Introduction

Progress in science is only possible if we can trust our current knowledge and build on it. Reproducibility of published results is therefore of high importance. But as a recent challenge of the ISMRM Reproducible Research Study Group [1] showed, even reproducing a classic publication such as Pruessmann et al.'s CG-SENSE [2] is not entirely straightforward. With the recent push towards reproducibility, publication and preservation of software artifacts is increasingly recognized as a normal and even mandatory part of science.
While this is relatively easy to achieve when the software consists of simple analysis scripts which can be distributed with the publication itself, reproducible research becomes much more challenging when the results were obtained with complicated software frameworks as used for advanced image reconstruction, scanner control, or simulation. As a solution it is often proposed to capture the exact version of software environment and archive it (e.g. as a docker container), as this will make it possible to reproduce the results. Still, this is far from ideal: Such frozen environments then contain soon-outdated software environments that will rarely be a able to serve as starting points for future development.
In order to improve this situation for the next generation of scientists, we need to develop a sustainable and integrated workflow for research software development that enables full reproducibility of old results also using new software versions. In this work, we will describe our preliminary experience developing such a workflow using the BART toolbox [3] with reproducible publications that make use of BART as examples.

Methods

For publications that directly include source code and data as supplementary material, reproduction can often be as easy as executing a script. However, in general, a lot more effort is needed, such as: downloading the data (if hosted externally), installation of additional software including all of its dependencies, pre-processing of data, or running multiple reconstruction steps “by hand”.
Especially the installation of software might be challenging, if that software is proprietary, depends on complicated our out-dated libraries, old versions of programming languages, or for other reasons.
An additional challenge when working with real data is the size and complexity, and therefore the reconstruction time of some current datasets and methods: While the code for some publications runs relatively quickly (on the order of minutes), reproducing all results of some advanced model-based reconstruction methods can take more than 10 days on a regular computer system.
We based our worklfow on the BART toolbox which was written with longevity in mind and on reconstruction scripts using the Bash shell [4]. While this approach may not be suitable for everybody, we hope that the general concepts can be useful to others as well. Here, we focus on reproducing image reconstruction methods, and therefore only check the reproducibility of reconstruction results in array form. For these, we use the normalized root-mean-square error (NRMSE), compared to a given tolerance, as the criterion for successful reproduction.
Our reproducibility tool is written in GNU Bash as Bash allows easy calls to arbitrary other programs. It then performs the steps outined in Figure 1. The tools ensures that the original version of BART can still be built and that its results match the current development version. An example of a configuration file can be seen in Figure 2. An overview over the reproducible papers of our group can be seen in Figure 3.

Results

Using a flexible Bash-based approach together with BART, we can ensure that publications stay reproducible even when using newer versions of BART. This is achieved using automatic tests that compare against a reference version of BART.
An example illustrating a difficulty when reproducing published results with newer version of a software is the following: A paper about a gradient delay correction method published by our group used BART to calculate a golden-angle trajectory. When the paper was written, the code to calculate the golden ratio used the single-precision floating-point square root function ‘sqrtf’. Because this needlessly uses lower precision, this was later changed to use the double-precision floating point square root ‘sqrt’. However, since this slightly changes the numerical values of the trajectory, the reconstructions are no longer within 0.2% NRMSE (the chose tolerance) of the results using the old code.
Such issues highlight the difficulty of ensuring reproducibility across software versions.

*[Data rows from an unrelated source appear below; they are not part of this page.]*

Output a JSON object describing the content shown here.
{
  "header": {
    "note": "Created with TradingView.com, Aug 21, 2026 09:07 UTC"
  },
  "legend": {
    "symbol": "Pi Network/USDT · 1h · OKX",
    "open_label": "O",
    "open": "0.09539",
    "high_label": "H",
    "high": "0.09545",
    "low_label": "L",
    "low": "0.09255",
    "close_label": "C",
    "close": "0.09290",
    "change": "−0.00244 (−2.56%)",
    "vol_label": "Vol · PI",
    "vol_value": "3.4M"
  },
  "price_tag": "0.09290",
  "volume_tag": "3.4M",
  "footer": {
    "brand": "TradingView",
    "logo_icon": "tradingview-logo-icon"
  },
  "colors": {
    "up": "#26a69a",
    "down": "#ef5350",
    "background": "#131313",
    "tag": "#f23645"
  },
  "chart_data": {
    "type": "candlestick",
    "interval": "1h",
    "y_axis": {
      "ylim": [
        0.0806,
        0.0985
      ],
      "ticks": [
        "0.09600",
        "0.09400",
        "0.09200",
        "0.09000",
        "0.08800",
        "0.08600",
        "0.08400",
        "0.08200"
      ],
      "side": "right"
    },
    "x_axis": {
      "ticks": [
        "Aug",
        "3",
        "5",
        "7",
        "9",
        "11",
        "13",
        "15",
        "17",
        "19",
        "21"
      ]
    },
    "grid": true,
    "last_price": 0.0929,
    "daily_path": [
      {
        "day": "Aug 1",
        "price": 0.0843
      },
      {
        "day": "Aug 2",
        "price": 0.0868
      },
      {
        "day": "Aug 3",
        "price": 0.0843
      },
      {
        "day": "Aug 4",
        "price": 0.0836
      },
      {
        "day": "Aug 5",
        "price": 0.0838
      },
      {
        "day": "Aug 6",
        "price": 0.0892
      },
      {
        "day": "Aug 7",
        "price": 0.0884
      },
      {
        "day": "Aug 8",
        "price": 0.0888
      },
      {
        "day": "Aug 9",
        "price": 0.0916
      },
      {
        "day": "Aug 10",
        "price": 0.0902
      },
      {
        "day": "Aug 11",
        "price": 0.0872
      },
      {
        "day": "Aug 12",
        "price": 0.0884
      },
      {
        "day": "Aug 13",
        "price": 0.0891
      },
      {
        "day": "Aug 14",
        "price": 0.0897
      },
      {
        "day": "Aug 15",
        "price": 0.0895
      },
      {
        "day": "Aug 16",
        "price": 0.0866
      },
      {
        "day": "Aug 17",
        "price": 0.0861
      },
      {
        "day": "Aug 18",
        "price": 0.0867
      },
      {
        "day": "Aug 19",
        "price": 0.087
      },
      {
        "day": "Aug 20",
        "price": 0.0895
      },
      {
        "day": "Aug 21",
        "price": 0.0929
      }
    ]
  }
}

Therefore, without automated tests, even correct changes or fixes to a reconstruction software will inevitably lead to the loss of reproducibility over time.

Conclusion and Outlook

In this work, we described workflow and tools to ensure continuing reproducibility of old published result with new versions of BART. These tests simultaneously serve as additional quality control tests in the development of BART. We currently test the reproducibility of our publications periodically after important changes. In the future, we plan to automate runs such tests at regular intervals and before each new release.
Beyond BART, we hope that our experiences help other groups to develop a sustainable workflow for reproducibility and software development.

Acknowledgements

Funded in part by NIH under grant U24EB029240 and by the DZHK (German Centre for Cardiovascular Research). We gratefully acknowledge the support of the NVIDIA Corporation with the donation of one NVIDIA TITAN Xp GPU for this research.